All dog foods labeled as “complete” have to contain all of the vitamins and minerals a dog needs to avoid deficiencies.
Limited ingredient dog foods allow you to assess which ingredients work for your dog, and which do not, so they’re especially ideal for dogs with allergies.
Puppy formulas contain more calories per cup to support a growing dog, but will cause an adult dog to pack on weight. Puppies can eat dog food labeled “for all life stages,” but may need to eat more of it to support healthy growth.
Senior formulas typically have fewer calories to avoid excess weight gain for dogs that are no longer active, and may contain ingredients to support joint health.
What Does Grain Free Mean?
You may have noticed that many dog foods are labeled “grain free.”
All kibble must contain a starch to hold it together. Corn, rice and wheat are all grains that can be used to make kibble. Non-grain starches include potatoes, sweet potatoes, peas and lentils.
The reason grain-free dog foods have become so popular is because many dogs show signs of food allergies – but these allergies are more commonly attributed to beef, dairy, chicken and wheat.
So, if your dog does well on a grain-inclusive diet, there is no need to switch to grain-free, other than to provide variety.
Rotating Your Dog’s Diet
When feeding kibble, it’s best to offer a rotational diet.

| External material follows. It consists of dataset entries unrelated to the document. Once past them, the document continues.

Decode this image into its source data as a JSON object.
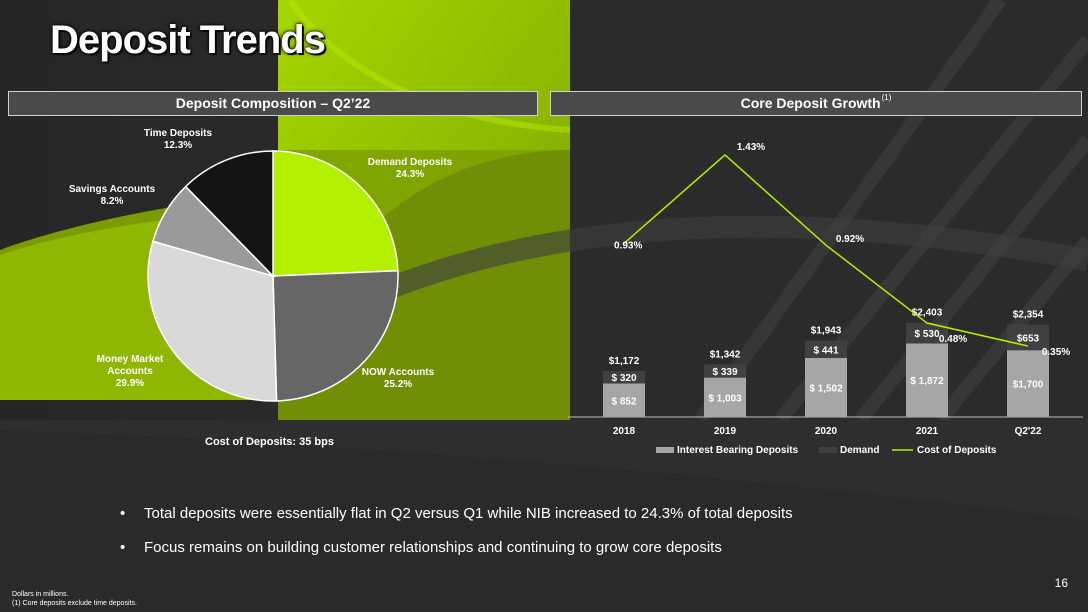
{
  "title": "Deposit Trends",
  "left_panel": {
    "header": "Deposit Composition – Q2’22",
    "note": "Cost of Deposits: 35 bps"
  },
  "right_panel": {
    "header": "Core Deposit Growth",
    "header_note": "(1)"
  },
  "colors": {
    "accent": "#b3f000",
    "dark_gray": "#666666",
    "light_gray": "#d9d9d9",
    "mid_gray": "#9a9a9a",
    "black": "#141414",
    "bar_light": "#a6a6a6",
    "bar_dark": "#404040",
    "line": "#b3f000"
  },
  "chart_data": [
    {
      "type": "pie",
      "categories": [
        "Demand Deposits",
        "NOW Accounts",
        "Money Market Accounts",
        "Savings Accounts",
        "Time Deposits"
      ],
      "values": [
        24.3,
        25.2,
        29.9,
        8.2,
        12.3
      ],
      "labels": [
        "24.3%",
        "25.2%",
        "29.9%",
        "8.2%",
        "12.3%"
      ],
      "name_lines": [
        [
          "Demand Deposits"
        ],
        [
          "NOW Accounts"
        ],
        [
          "Money Market",
          "Accounts"
        ],
        [
          "Savings Accounts"
        ],
        [
          "Time Deposits"
        ]
      ],
      "colors": [
        "#b3f000",
        "#666666",
        "#d9d9d9",
        "#9a9a9a",
        "#141414"
      ]
    },
    {
      "type": "bar",
      "stacked": true,
      "categories": [
        "2018",
        "2019",
        "2020",
        "2021",
        "Q2'22"
      ],
      "series": [
        {
          "name": "Interest Bearing Deposits",
          "values": [
            852,
            1003,
            1502,
            1872,
            1700
          ],
          "labels": [
            "$ 852",
            "$ 1,003",
            "$ 1,502",
            "$ 1,872",
            "$1,700"
          ]
        },
        {
          "name": "Demand",
          "values": [
            320,
            339,
            441,
            530,
            653
          ],
          "labels": [
            "$ 320",
            "$ 339",
            "$ 441",
            "$ 530",
            "$653"
          ]
        }
      ],
      "totals": [
        "$1,172",
        "$1,342",
        "$1,943",
        "$2,403",
        "$2,354"
      ],
      "line_series": {
        "name": "Cost of Deposits",
        "values": [
          0.93,
          1.43,
          0.92,
          0.48,
          0.35
        ],
        "labels": [
          "0.93%",
          "1.43%",
          "0.92%",
          "0.48%",
          "0.35%"
        ]
      }
    }
  ],
  "bullets": [
    "Total deposits were essentially flat in Q2 versus Q1 while NIB increased to 24.3% of total deposits",
    "Focus remains on building customer relationships and continuing to grow core deposits"
  ],
  "bullet_symbol": "•",
  "footnotes": [
    "Dollars in millions.",
    "(1) Core deposits exclude time deposits."
  ],
  "page_number": "16"
}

Feeding your dog the same food for years can cause them to become intolerant to those ingredients. A diet with no variety will also make it more difficult for your dog to handle any dietary changes, because the beneficial bacteria in the digestive tract will have a harder time breaking down different foods.
Aim to change your dog’s food every time you purchase a new bag.
To avoid gastrointestinal upset, gradually switch to a new formula by mixing a small amount with the old food for the first meal, slowly increasing the amount of new food in each meal for a few days.
Most dog foods have a chart showing you how much to feed your dog daily based on their weight. You can follow the guide based on your dog’s ideal healthy weight – not their current weight if they need to gain or lose. This chart is only a suggestion. Your dog’s activity levels and metabolism may change their needs.
Healthy, Fresh Add-Ins And Treats
While many quality dog foods contain fish oils or other sources of omega-3 fatty acids, omega-3 fatty oils, being highly polyunsaturated, are inherently unstable and prone to oxidation. That means they will not be as potent by the time the food arrives at your home, and will further break down after you open the bag.
Fresh sources of omega-3 fatty acids include fish oil and fresh, frozen or tinned fish. When feeding cooked fish, always remove the bones. Raw fish can be fed with bones. Some fresh fish can contain parasites or high levels of mercury. Tinned sardines packed in water are an ideal choice for adding to your dog’s meals once or twice per week.
Fruits and veggies make good occasional snacks. Low-sugar, low-starch veggies are best, like kale, spinach and green beans. Carrots, apples and strawberries can be used sparingly as treats. Blueberries make great training treats because they are small, with the added bonus of containing plenty of antioxidants to support your dog’s immune system. Grapes and raisins, even in small amounts, cause kidney failure.